Niente aveva più il tempo, quindi tutto si era bloccato all’ultimo istante in cui il tempo era scaduto.
Fu così l’immobilità assoluta.
Questo signore ormai abitava in città, quando poteva, ritornava nel luogo dove era nato e cresciuto.
La nostra conversazione venne bruscamente interrotta dal rumore di ferraglie,
mi voltai verso quel fracasso e vidi, da una traversa del viale, spuntare il treno.
Dalla locomotiva il conduttore mi strillò:
- Signorina! Vuole salire? Stiamo aspettando tutti lei!  

IL BAR

Entrai nel bar per respirare un po’ di sana aria viziata e fuggire dal caldo e dall’umidità, che quella mattina erano insostenibili.
Il bar era grande, con belle poltroncine dove mi accasciai più morta che viva. Avvertivo la presenza di altra gente: intravedevo sagome antropomorfe, una di queste mi ronzò intorno sibilando qualcosa verso di me (con il senno di poi capii che si trattava del cameriere, che mi domandava cosa ordinavo).
Io sbiascicai delle vocali e delle consonanti, che involontariamente formularono una risposta a me sconosciuta.
L’ombra tornò poco dopo porgendomi un bicchiere lungo e stretto, colmo di un liquido rossastro, trasparente con un coso colorato appoggiato sopra.
Presi il bicchiere, mi accorsi che era freddo, in meno di ¼ di secondo ingurgitai quel liquido...rifiorii!

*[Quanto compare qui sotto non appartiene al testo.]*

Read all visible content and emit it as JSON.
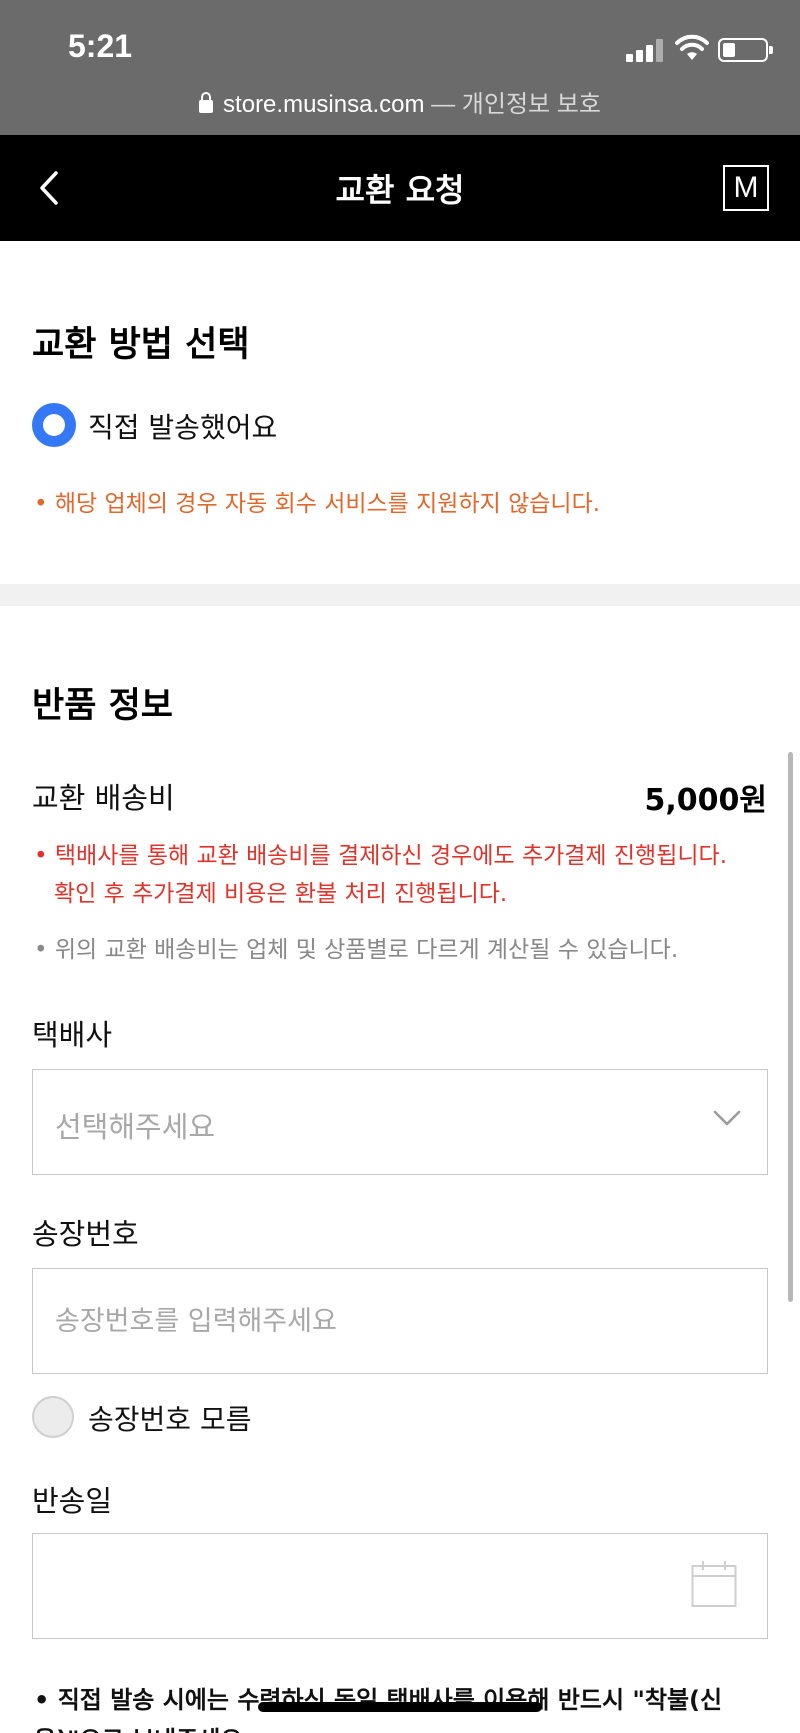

Finalmente potevo mettere a fuoco quello che avevo intorno.
Avevo bevuto un semplice tè freddo, decorato con un grazioso ombrellino di legno e stoffa colorata, simile agli ombrellini cinesi.

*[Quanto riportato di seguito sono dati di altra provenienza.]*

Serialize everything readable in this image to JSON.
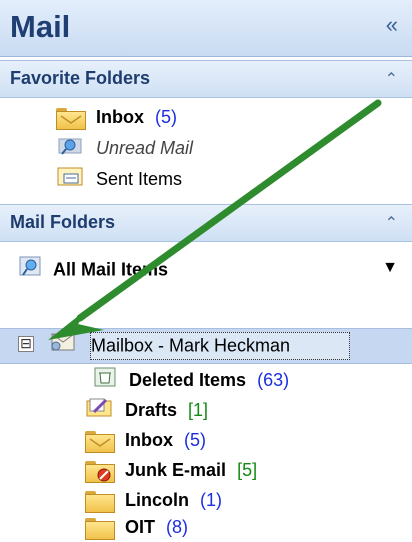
{
  "pane": {
    "title": "Mail",
    "collapse_label": "«"
  },
  "favorite_folders": {
    "title": "Favorite Folders",
    "chevron": "⌃",
    "items": [
      {
        "label": "Inbox",
        "count": "(5)",
        "icon": "inbox-folder-icon"
      },
      {
        "label": "Unread Mail",
        "icon": "search-folder-icon"
      },
      {
        "label": "Sent Items",
        "icon": "sent-items-icon"
      }
    ]
  },
  "mail_folders": {
    "title": "Mail Folders",
    "chevron": "⌃",
    "all_items": "All Mail Items",
    "dropdown_chevron": "▼",
    "mailbox": {
      "label": "Mailbox - Mark Heckman",
      "expand": "⊟"
    },
    "children": [
      {
        "label": "Deleted Items",
        "count": "(63)",
        "count_color": "blue",
        "icon": "deleted-items-icon"
      },
      {
        "label": "Drafts",
        "count": "[1]",
        "count_color": "green",
        "icon": "drafts-icon"
      },
      {
        "label": "Inbox",
        "count": "(5)",
        "count_color": "blue",
        "icon": "inbox-folder-icon"
      },
      {
        "label": "Junk E-mail",
        "count": "[5]",
        "count_color": "green",
        "icon": "junk-folder-icon"
      },
      {
        "label": "Lincoln",
        "count": "(1)",
        "count_color": "blue",
        "icon": "folder-icon"
      },
      {
        "label": "OIT",
        "count": "(8)",
        "count_color": "blue",
        "icon": "folder-icon"
      }
    ]
  },
  "colors": {
    "accent_arrow": "#2e8b2e",
    "header_text": "#1f3f73",
    "count_blue": "#1a2ee0",
    "count_green": "#138a13"
  }
}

Il bar era molto elegante, arredato in gran stile!
Pieno di specchi, impreziosito da lampade di vetro dipinto;
il tutto dava un senso di luce e di trasparenza vivificante.

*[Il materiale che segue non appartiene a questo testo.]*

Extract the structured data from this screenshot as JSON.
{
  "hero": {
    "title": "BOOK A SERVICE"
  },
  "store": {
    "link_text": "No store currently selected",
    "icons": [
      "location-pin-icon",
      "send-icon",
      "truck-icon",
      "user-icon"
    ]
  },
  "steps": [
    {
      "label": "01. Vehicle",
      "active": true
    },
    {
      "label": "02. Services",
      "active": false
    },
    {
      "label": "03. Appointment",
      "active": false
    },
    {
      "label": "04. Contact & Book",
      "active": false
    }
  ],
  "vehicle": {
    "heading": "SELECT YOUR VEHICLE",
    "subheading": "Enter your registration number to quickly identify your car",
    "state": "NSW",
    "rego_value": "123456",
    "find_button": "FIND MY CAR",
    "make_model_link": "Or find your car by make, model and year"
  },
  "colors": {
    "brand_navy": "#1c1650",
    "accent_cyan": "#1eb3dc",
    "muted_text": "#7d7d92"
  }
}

Una grande vetrata si affacciava sulla strada, che bruciava per il caldo quasi equatoriale!
Fornitissimo di pasticceria, l’aria era profumata di tè e crema...delizioso!
Il mio sguardo roteava rilassato osservando tutti i particolari architettonici.
Finchè non incrociai gli altri clienti.
Le mie palpebre si spalancarono, le pupille si dilatarono, il fiato si bloccò a metà trachea!
Quel bar era popolato da strani esseri!
Sembravano si, uomini, donne, bambini o vecchi, ma il loro aspetto era a dir poco curioso.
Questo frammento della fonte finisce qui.